United Nations Public Service Day was established by the General Assembly in 2002. It “celebrates the value and virtue of public service to the community; highlights the contribution of public service in the development process; recognizes the work of public servants and encourages young people to pursue careers in the public sector.”
Public service, equity and democracy
In recent decades, the market has taken centre stage and public services have often been neglected and starved of resources. That is part of the explanation of growing equity gaps. There has been a massive re-distribution of wealth and power, from the many to the few.
There is a myriad of reasons for growing injustices as well as for dangers to democracy, but among them is the fact that the balance between public governance and services accountable to elected leaders have been constrained on the one hand while markets and their actors, on the other hand, have been “liberated” by de-regulation and liberalisation.
Public services in democracies are not interchangeable with private services. They are driven by the public good, not private gain. They serve citizens, not consumers. Their success is judged by social progress and expanding equality and opportunity for the many, not by financial return to a relative handful.
This fundamental difference is highlighted by privatisation and public-private partnerships (PPPs). Public services run by private, for profit service companies will no longer be driven by the public good, but by private gain. PPPs are often a confusing mix of public mandates and private entrepreneurship.
A good example of this mix and its dangers to democracy is the introduction of information and communications technology in education. It rapidly expanded with distance learning during the pandemic. Who is making education policy decisions concerning its insertion in education: public authorities or edtech companies or both? Where does that leave teacher professionals and their trade unions? Where does that leave parents and citizens?
Public service values vs. Market profiteering
It is not enough, however, to protect public services from domination by private parties through privatisations and PPPs, even if public funding were to be boosted. It is not that simple. To fully contribute to society and democracy, public services must embody public service values. That means that their planning, strategies, and methods need to be in harmony with their purposes and values.
Public service values are closer to the values of the family and of the community than they are to the cost-benefit analysis frameworks of the world of business. Education is a compelling example. Students are human beings full of curiosity and life. Qualified, professional teachers have learned how to stimulate the joy of learning and facilitate the development of young people. The imposition of management techniques and systems of measurement from the private sector, undermines learners and teachers and sabotages the mission of education.
The COVID-19 pandemic has awakened a public yearning for community. It has also forced values to be examined. Health, education, and other public services and the people who make those services possible are recognised as important and central to human existence. There has also been growing dissatisfaction with governance. The crises and their aftermath provide a window of opportunity to shift public discussion and priorities.

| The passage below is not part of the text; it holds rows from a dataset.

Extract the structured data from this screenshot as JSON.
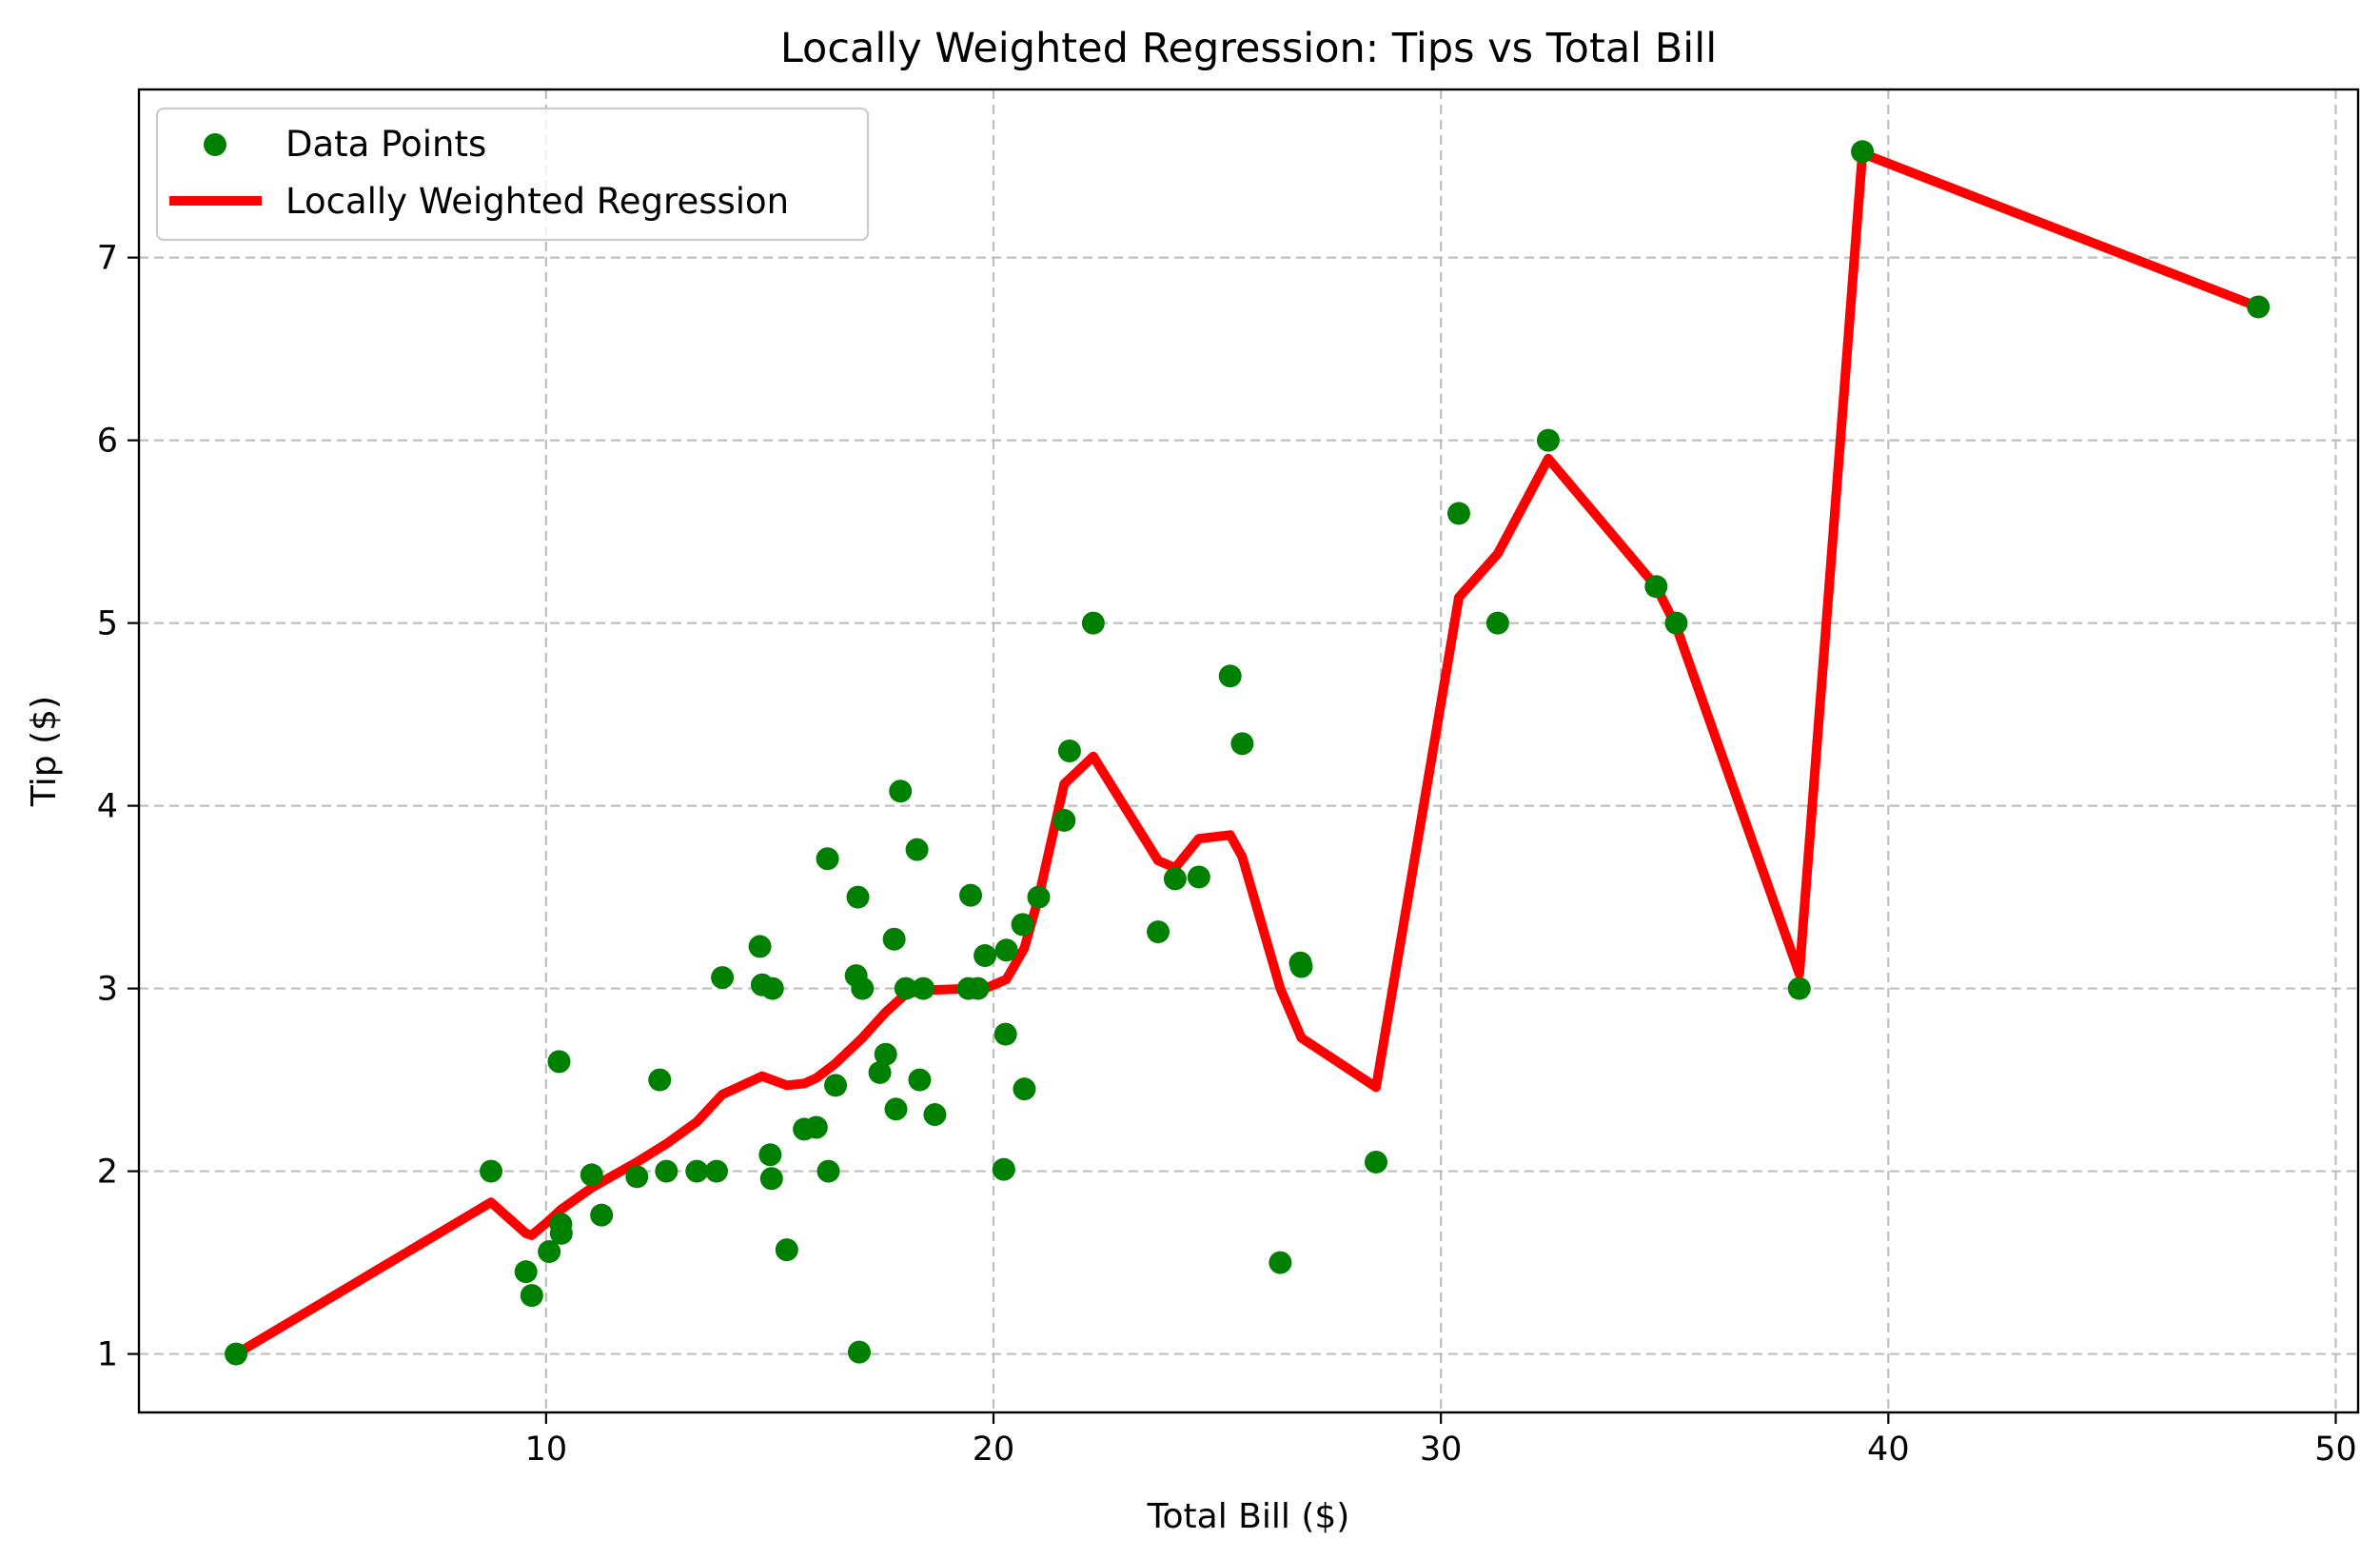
{
  "chart_data": {
    "type": "scatter",
    "title": "Locally Weighted Regression: Tips vs Total Bill",
    "xlabel": "Total Bill ($)",
    "ylabel": "Tip ($)",
    "xlim": [
      0.9,
      50.5
    ],
    "ylim": [
      0.68,
      7.92
    ],
    "xticks": [
      10,
      20,
      30,
      40,
      50
    ],
    "yticks": [
      1,
      2,
      3,
      4,
      5,
      6,
      7
    ],
    "grid": true,
    "legend": "upper-left",
    "colors": {
      "points": "#008000",
      "line": "#ff0000"
    },
    "series": [
      {
        "name": "Data Points",
        "kind": "scatter",
        "points": [
          [
            3.07,
            1.0
          ],
          [
            8.77,
            2.0
          ],
          [
            9.55,
            1.45
          ],
          [
            9.68,
            1.32
          ],
          [
            10.07,
            1.56
          ],
          [
            10.33,
            1.71
          ],
          [
            10.34,
            1.66
          ],
          [
            10.29,
            2.6
          ],
          [
            11.02,
            1.98
          ],
          [
            11.24,
            1.76
          ],
          [
            12.03,
            1.97
          ],
          [
            12.54,
            2.5
          ],
          [
            12.69,
            2.0
          ],
          [
            13.37,
            2.0
          ],
          [
            13.81,
            2.0
          ],
          [
            13.94,
            3.06
          ],
          [
            14.78,
            3.23
          ],
          [
            14.83,
            3.02
          ],
          [
            15.01,
            2.09
          ],
          [
            15.04,
            1.96
          ],
          [
            15.06,
            3.0
          ],
          [
            15.38,
            1.57
          ],
          [
            15.77,
            2.23
          ],
          [
            16.04,
            2.24
          ],
          [
            16.29,
            3.71
          ],
          [
            16.31,
            2.0
          ],
          [
            16.47,
            2.47
          ],
          [
            16.93,
            3.07
          ],
          [
            16.97,
            3.5
          ],
          [
            17.0,
            1.01
          ],
          [
            17.07,
            3.0
          ],
          [
            17.46,
            2.54
          ],
          [
            17.59,
            2.64
          ],
          [
            17.78,
            3.27
          ],
          [
            17.82,
            2.34
          ],
          [
            17.92,
            4.08
          ],
          [
            18.04,
            3.0
          ],
          [
            18.29,
            3.76
          ],
          [
            18.35,
            2.5
          ],
          [
            18.43,
            3.0
          ],
          [
            18.69,
            2.31
          ],
          [
            19.44,
            3.0
          ],
          [
            19.49,
            3.51
          ],
          [
            19.65,
            3.0
          ],
          [
            19.81,
            3.18
          ],
          [
            20.23,
            2.01
          ],
          [
            20.27,
            2.75
          ],
          [
            20.29,
            3.21
          ],
          [
            20.65,
            3.35
          ],
          [
            20.69,
            2.45
          ],
          [
            21.01,
            3.5
          ],
          [
            21.58,
            3.92
          ],
          [
            21.7,
            4.3
          ],
          [
            22.23,
            5.0
          ],
          [
            23.68,
            3.31
          ],
          [
            24.06,
            3.6
          ],
          [
            24.59,
            3.61
          ],
          [
            25.29,
            4.71
          ],
          [
            25.56,
            4.34
          ],
          [
            26.41,
            1.5
          ],
          [
            26.86,
            3.14
          ],
          [
            26.88,
            3.12
          ],
          [
            28.55,
            2.05
          ],
          [
            30.4,
            5.6
          ],
          [
            31.27,
            5.0
          ],
          [
            32.4,
            6.0
          ],
          [
            34.81,
            5.2
          ],
          [
            35.26,
            5.0
          ],
          [
            38.01,
            3.0
          ],
          [
            39.42,
            7.58
          ],
          [
            48.27,
            6.73
          ]
        ]
      },
      {
        "name": "Locally Weighted Regression",
        "kind": "line",
        "points": [
          [
            3.07,
            1.0
          ],
          [
            8.77,
            1.83
          ],
          [
            9.55,
            1.66
          ],
          [
            9.68,
            1.65
          ],
          [
            10.07,
            1.73
          ],
          [
            10.33,
            1.79
          ],
          [
            11.02,
            1.91
          ],
          [
            12.03,
            2.05
          ],
          [
            12.69,
            2.15
          ],
          [
            13.37,
            2.27
          ],
          [
            13.94,
            2.42
          ],
          [
            14.83,
            2.52
          ],
          [
            15.38,
            2.47
          ],
          [
            15.77,
            2.48
          ],
          [
            16.04,
            2.51
          ],
          [
            16.47,
            2.59
          ],
          [
            17.07,
            2.73
          ],
          [
            17.59,
            2.87
          ],
          [
            18.04,
            2.97
          ],
          [
            18.43,
            2.99
          ],
          [
            19.49,
            3.0
          ],
          [
            19.81,
            3.0
          ],
          [
            20.29,
            3.05
          ],
          [
            20.69,
            3.22
          ],
          [
            21.01,
            3.5
          ],
          [
            21.58,
            4.12
          ],
          [
            22.23,
            4.27
          ],
          [
            23.68,
            3.7
          ],
          [
            24.06,
            3.66
          ],
          [
            24.59,
            3.82
          ],
          [
            25.29,
            3.84
          ],
          [
            25.56,
            3.72
          ],
          [
            26.41,
            3.0
          ],
          [
            26.88,
            2.73
          ],
          [
            28.55,
            2.46
          ],
          [
            30.4,
            5.14
          ],
          [
            31.27,
            5.38
          ],
          [
            32.4,
            5.9
          ],
          [
            34.81,
            5.2
          ],
          [
            35.26,
            4.98
          ],
          [
            38.01,
            3.08
          ],
          [
            39.42,
            7.57
          ],
          [
            48.27,
            6.73
          ]
        ]
      }
    ]
  }
}
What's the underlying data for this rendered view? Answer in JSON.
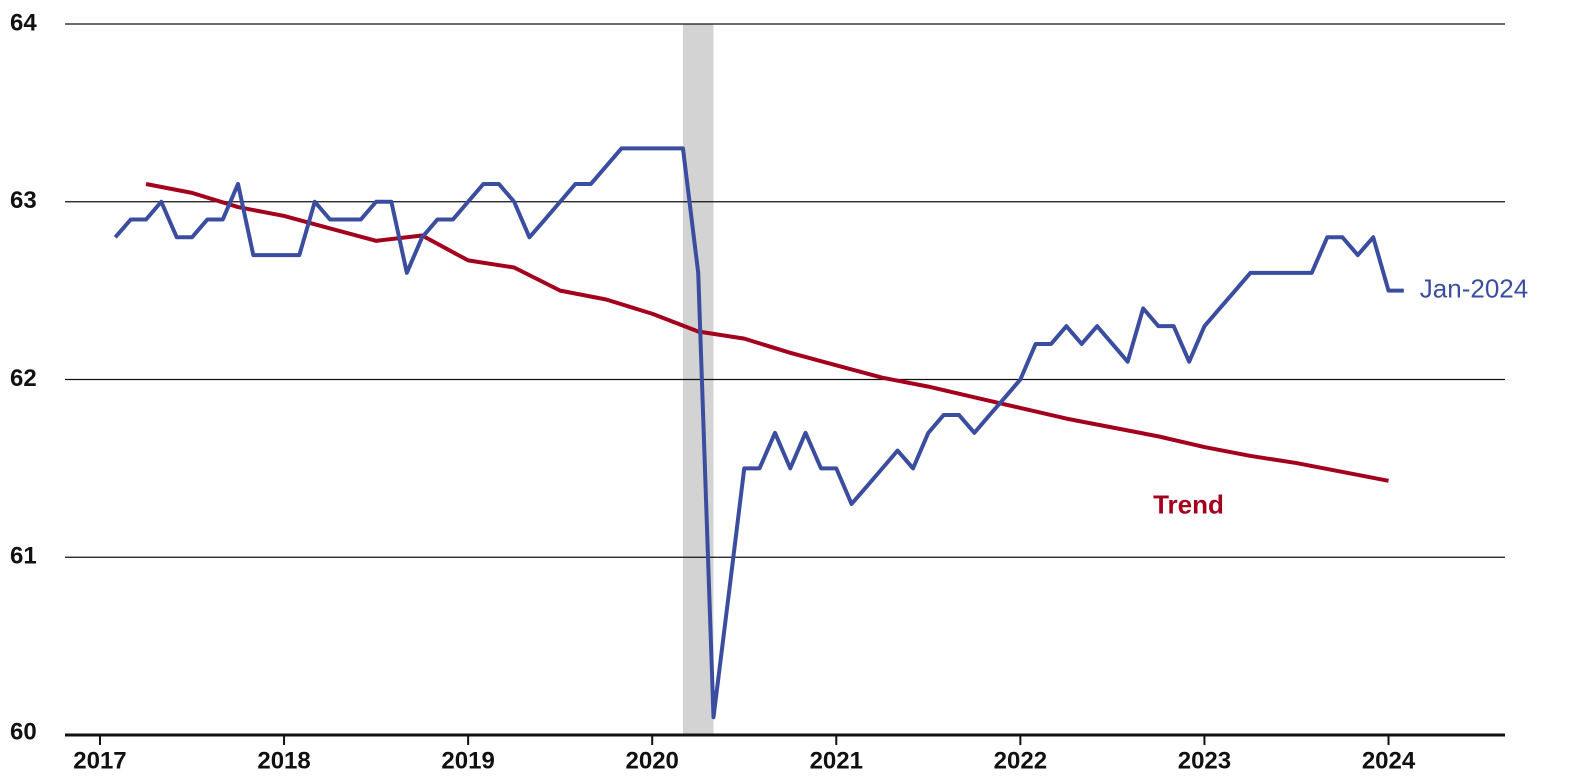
{
  "chart_data": {
    "type": "line",
    "x": [
      2017.083,
      2017.167,
      2017.25,
      2017.333,
      2017.417,
      2017.5,
      2017.583,
      2017.667,
      2017.75,
      2017.833,
      2017.917,
      2018.0,
      2018.083,
      2018.167,
      2018.25,
      2018.333,
      2018.417,
      2018.5,
      2018.583,
      2018.667,
      2018.75,
      2018.833,
      2018.917,
      2019.0,
      2019.083,
      2019.167,
      2019.25,
      2019.333,
      2019.417,
      2019.5,
      2019.583,
      2019.667,
      2019.75,
      2019.833,
      2019.917,
      2020.0,
      2020.083,
      2020.167,
      2020.25,
      2020.333,
      2020.417,
      2020.5,
      2020.583,
      2020.667,
      2020.75,
      2020.833,
      2020.917,
      2021.0,
      2021.083,
      2021.167,
      2021.25,
      2021.333,
      2021.417,
      2021.5,
      2021.583,
      2021.667,
      2021.75,
      2021.833,
      2021.917,
      2022.0,
      2022.083,
      2022.167,
      2022.25,
      2022.333,
      2022.417,
      2022.5,
      2022.583,
      2022.667,
      2022.75,
      2022.833,
      2022.917,
      2023.0,
      2023.083,
      2023.167,
      2023.25,
      2023.333,
      2023.417,
      2023.5,
      2023.583,
      2023.667,
      2023.75,
      2023.833,
      2023.917,
      2024.0,
      2024.083
    ],
    "series": [
      {
        "color": "#3b4d9e",
        "values": [
          62.8,
          62.9,
          62.9,
          63.0,
          62.8,
          62.8,
          62.9,
          62.9,
          63.1,
          62.7,
          62.7,
          62.7,
          62.7,
          63.0,
          62.9,
          62.9,
          62.9,
          63.0,
          63.0,
          62.6,
          62.8,
          62.9,
          62.9,
          63.0,
          63.1,
          63.1,
          63.0,
          62.8,
          62.9,
          63.0,
          63.1,
          63.1,
          63.2,
          63.3,
          63.3,
          63.3,
          63.3,
          63.3,
          62.6,
          60.1,
          60.8,
          61.5,
          61.5,
          61.7,
          61.5,
          61.7,
          61.5,
          61.5,
          61.3,
          61.4,
          61.5,
          61.6,
          61.5,
          61.7,
          61.8,
          61.8,
          61.7,
          61.8,
          61.9,
          62.0,
          62.2,
          62.2,
          62.3,
          62.2,
          62.3,
          62.2,
          62.1,
          62.4,
          62.3,
          62.3,
          62.1,
          62.3,
          62.4,
          62.5,
          62.6,
          62.6,
          62.6,
          62.6,
          62.6,
          62.8,
          62.8,
          62.7,
          62.8,
          62.5,
          62.5
        ]
      }
    ],
    "trend": {
      "color": "#a3001e",
      "x": [
        2017.25,
        2017.5,
        2017.75,
        2018.0,
        2018.25,
        2018.5,
        2018.75,
        2019.0,
        2019.25,
        2019.5,
        2019.75,
        2020.0,
        2020.25,
        2020.5,
        2020.75,
        2021.0,
        2021.25,
        2021.5,
        2021.75,
        2022.0,
        2022.25,
        2022.5,
        2022.75,
        2023.0,
        2023.25,
        2023.5,
        2023.75,
        2024.0
      ],
      "values": [
        63.1,
        63.05,
        62.97,
        62.92,
        62.85,
        62.78,
        62.81,
        62.67,
        62.63,
        62.5,
        62.45,
        62.37,
        62.27,
        62.23,
        62.15,
        62.08,
        62.01,
        61.96,
        61.9,
        61.84,
        61.78,
        61.73,
        61.68,
        61.62,
        61.57,
        61.53,
        61.48,
        61.43
      ]
    },
    "recession": [
      2020.167,
      2020.333
    ],
    "annotations": [
      "Jan-2024",
      "Trend"
    ],
    "xlim": [
      2016.81,
      2024.66
    ],
    "xticks": [
      2017,
      2018,
      2019,
      2020,
      2021,
      2022,
      2023,
      2024
    ],
    "ylim": [
      60,
      64
    ],
    "yticks": [
      60,
      61,
      62,
      63,
      64
    ],
    "grid": true
  }
}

Education: the fundamental public service
If public services are to make their full contribution to building a better future, they badly need more public investment. There is no public service more linked to the future than education. It has suffered under-investment for decades. Education not only requires immediate funding. It requires long-term, sustained investment.
Bringing new talent to the teaching profession requires quality and continuous training, protection of rights, good salaries and conditions, and the possibility to be creative, autonomous with professional support. It means being at the table and not at the margins when policy is developed. Retention of experienced teachers involves maintaining an environment of well-being that changes the balance of working life from debilitating stress to job satisfaction.
The pandemic and its effects have required great public expenditure at national levels in a world with little international solidarity. That means that finance ministers may be tempted to return to austerity habits. Education and other public services as well as economic stimulation and equity measures that are vitally needed should not be subject to that old, failed approach. Following that path will guarantee failure on all fronts.
Success is possible, but it requires a major mobilisation of a scarce commodity – political will. There is enough money in the world to be responsible and address fundamental global problems. It just needs to be moved from where it is being hoarded to where it is desperately needed. For that, we need a public-private partnership that has been proven to work – taxing corporations and individuals who have benefited the most from globalisation to finance social progress and the fight to save the planet.
The opinions expressed in this blog are those of the author and do not necessarily reflect any official policies or positions of Education International.